There are several methods for increasing resectability. First of all, neoadjuvant chemotherapies including oxaliplatin or/and irinotecan have led to higher resection rates (up to 38%) for unresectable colorectal liver metastases.19-22 Based on more recent data from a randomized phase II multicenter study (the CELIM study) of unresectable colorectal liver metastases that included targeted agents cetuximab, R0 resection rates after neoadjuvant chemotherapy were 38% (cetuximab plus FOLFOX6) and 30% (cetuximab plus FOLFIRI).23 Hepatic arterial infusion (HAI) chemotherapy also can be used to resect previously unresectable liver metastases. In one study, the resection rate was 47% after HAI with systemic chemotherapy for unresectable liver metastases.24
In addition to neoadjuvant chemotherapy, some surgical techniques to increase or preserve hepatic reserve volume have been introduced as a means to increase the resection rate. Portal vein embolization (PVE) or portal vein ligation (PVL) can be used to expand the resectability in patients who have a marginal estimated liver volume following hepatic resection.25 In patients with multiple and bilobar colorectal liver metastases, a two-staged hepatectomy with PVE or PVL may be the only potentially curative surgical approach with long-term survival.25,26 Combining hepatic resection with RFA also can expand the resectability as liver-directed surgical therapy; however survival was only slightly superior to that with nonsurgical treatment.7
The present study was retrospective in its data collection.
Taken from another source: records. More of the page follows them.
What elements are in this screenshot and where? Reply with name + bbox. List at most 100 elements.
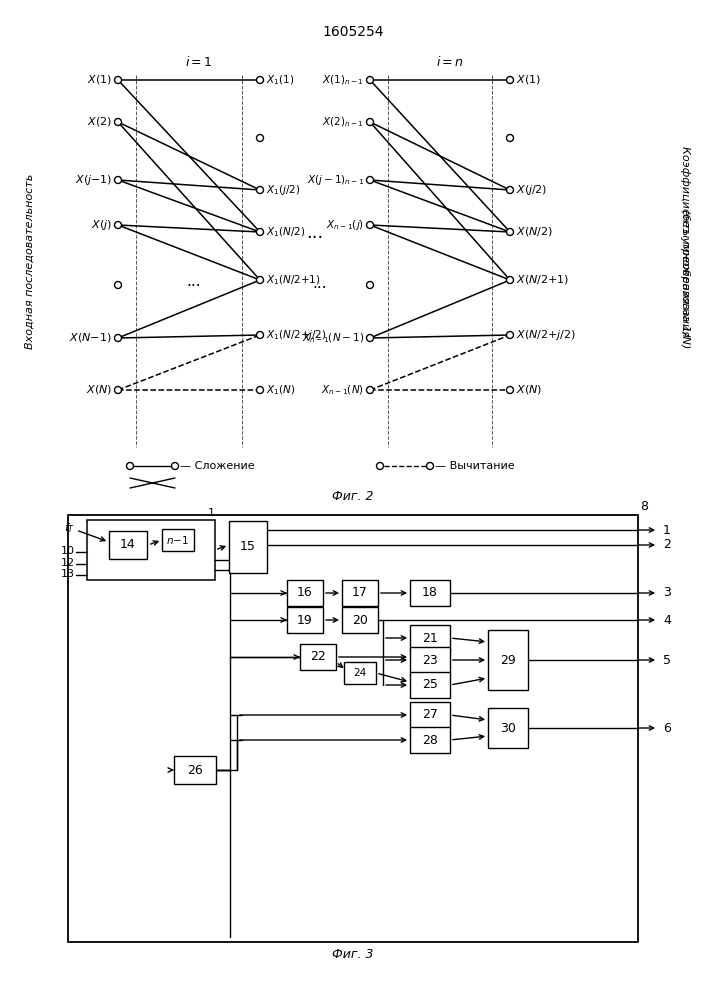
Text: $X(N/2{+}j/2)$: $X(N/2{+}j/2)$	[516, 328, 575, 342]
Text: $X(N/2{+}1)$: $X(N/2{+}1)$	[516, 273, 569, 286]
Text: $X_{n-1}(j)$: $X_{n-1}(j)$	[326, 218, 364, 232]
Bar	[109, 531, 147, 559]
Circle shape	[115, 334, 122, 342]
Text: 17: 17	[352, 586, 368, 599]
Text: $X(N{-}1)$: $X(N{-}1)$	[69, 332, 112, 344]
Text: $X(N)$: $X(N)$	[86, 383, 112, 396]
Text: 3: 3	[663, 586, 671, 599]
Text: ...: ...	[312, 276, 327, 292]
Circle shape	[115, 118, 122, 125]
Bar	[229, 521, 267, 573]
Circle shape	[506, 229, 513, 235]
Circle shape	[366, 77, 373, 84]
Text: $X_1(N)$: $X_1(N)$	[266, 383, 296, 397]
Circle shape	[366, 386, 373, 393]
Text: — Вычитание: — Вычитание	[435, 461, 515, 471]
Text: $f_T$: $f_T$	[64, 521, 75, 535]
Text: 22: 22	[310, 650, 326, 664]
Circle shape	[426, 462, 433, 470]
Text: 26: 26	[187, 764, 203, 776]
Text: — Сложение: — Сложение	[180, 461, 255, 471]
Text: $X(N/2)$: $X(N/2)$	[516, 226, 553, 238]
Circle shape	[257, 276, 264, 284]
Bar	[342, 580, 378, 606]
Circle shape	[506, 134, 513, 141]
Text: ...: ...	[187, 274, 201, 290]
Circle shape	[172, 462, 178, 470]
Text: $i = 1$: $i = 1$	[185, 55, 213, 69]
Circle shape	[115, 77, 122, 84]
Circle shape	[115, 386, 122, 393]
Text: 14: 14	[120, 538, 136, 552]
Circle shape	[257, 229, 264, 235]
Circle shape	[377, 462, 383, 470]
Text: 29: 29	[500, 654, 516, 666]
Bar	[87, 520, 215, 580]
Bar	[488, 708, 528, 748]
Text: $X_1(1)$: $X_1(1)$	[266, 73, 294, 87]
Text: 1: 1	[208, 508, 215, 518]
Circle shape	[115, 282, 122, 288]
Text: $X(j/2)$: $X(j/2)$	[516, 183, 547, 197]
Text: $X_1(N/2)$: $X_1(N/2)$	[266, 225, 305, 239]
Bar	[410, 580, 450, 606]
Text: $X_1(j/2)$: $X_1(j/2)$	[266, 183, 300, 197]
Text: 24: 24	[354, 668, 367, 678]
Text: $X(j)$: $X(j)$	[91, 218, 112, 232]
Text: 8: 8	[640, 500, 648, 513]
Circle shape	[366, 334, 373, 342]
Circle shape	[127, 462, 134, 470]
Circle shape	[506, 186, 513, 194]
Bar	[174, 756, 216, 784]
Text: $X(2)_{n-1}$: $X(2)_{n-1}$	[322, 115, 364, 129]
Text: 4: 4	[663, 613, 671, 626]
Circle shape	[257, 134, 264, 141]
Circle shape	[506, 386, 513, 393]
Bar	[300, 644, 336, 670]
Text: 28: 28	[422, 734, 438, 746]
Bar	[342, 607, 378, 633]
Circle shape	[366, 222, 373, 229]
Text: 12: 12	[61, 558, 75, 568]
Text: $X(N)$: $X(N)$	[516, 383, 542, 396]
Circle shape	[115, 176, 122, 184]
Text: 16: 16	[297, 586, 313, 599]
Text: 13: 13	[61, 569, 75, 579]
Circle shape	[257, 332, 264, 338]
Text: (без умножения на 1/N): (без умножения на 1/N)	[680, 209, 690, 349]
Text: 23: 23	[422, 654, 438, 666]
Text: 10: 10	[61, 546, 75, 556]
Text: $X(j{-}1)$: $X(j{-}1)$	[75, 173, 112, 187]
Circle shape	[506, 332, 513, 338]
Text: $X(j-1)_{n-1}$: $X(j-1)_{n-1}$	[307, 173, 364, 187]
Text: $X(1)$: $X(1)$	[87, 74, 112, 87]
Text: 1: 1	[663, 524, 671, 536]
Circle shape	[257, 386, 264, 393]
Text: 27: 27	[422, 708, 438, 722]
Text: 30: 30	[500, 722, 516, 734]
Circle shape	[366, 282, 373, 288]
Circle shape	[257, 186, 264, 194]
Bar	[344, 662, 376, 684]
Text: $X_{n-1}(N-1)$: $X_{n-1}(N-1)$	[302, 331, 364, 345]
Bar	[410, 702, 450, 728]
Circle shape	[257, 77, 264, 84]
Text: $i = n$: $i = n$	[436, 55, 464, 69]
Text: 19: 19	[297, 613, 313, 626]
Text: $n\!-\!1$: $n\!-\!1$	[166, 534, 189, 546]
Text: 2: 2	[663, 538, 671, 552]
Text: $X(1)$: $X(1)$	[516, 74, 541, 87]
Text: $X(1)_{n-1}$: $X(1)_{n-1}$	[322, 73, 364, 87]
Bar	[410, 727, 450, 753]
Bar	[287, 607, 323, 633]
Text: Коэффициенты преобразования: Коэффициенты преобразования	[680, 146, 690, 336]
Text: 15: 15	[240, 540, 256, 554]
Text: Фиг. 3: Фиг. 3	[332, 948, 374, 962]
Circle shape	[506, 77, 513, 84]
Text: 25: 25	[422, 678, 438, 692]
Bar	[410, 647, 450, 673]
Text: 6: 6	[663, 722, 671, 734]
Circle shape	[506, 276, 513, 284]
Text: 20: 20	[352, 613, 368, 626]
Bar	[410, 672, 450, 698]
There was possible bias in the selection of patients between the groups, because of variation in the severity of comorbidity, tumor size, and number of tumors. Another limitation of this study is the small number of cases. A study focusing on more optimal inclusion criteria of RFA and including a larger number of patients is needed to be performed in the future.
Until now, there have not been any randomized controlled trials comparing RFA to surgical resection for liver metastases from colorectal cancer, and most nonrandomized retrospective studies including the present study have shown inferior outcomes for RFA. Furthermore, there are many methods for increasing the resectability of colorectal liver metastases. Therefore, RFA for colorectal liver metastases should only be considered for selected patients with unresectable (by any means) disease or with high operative risk.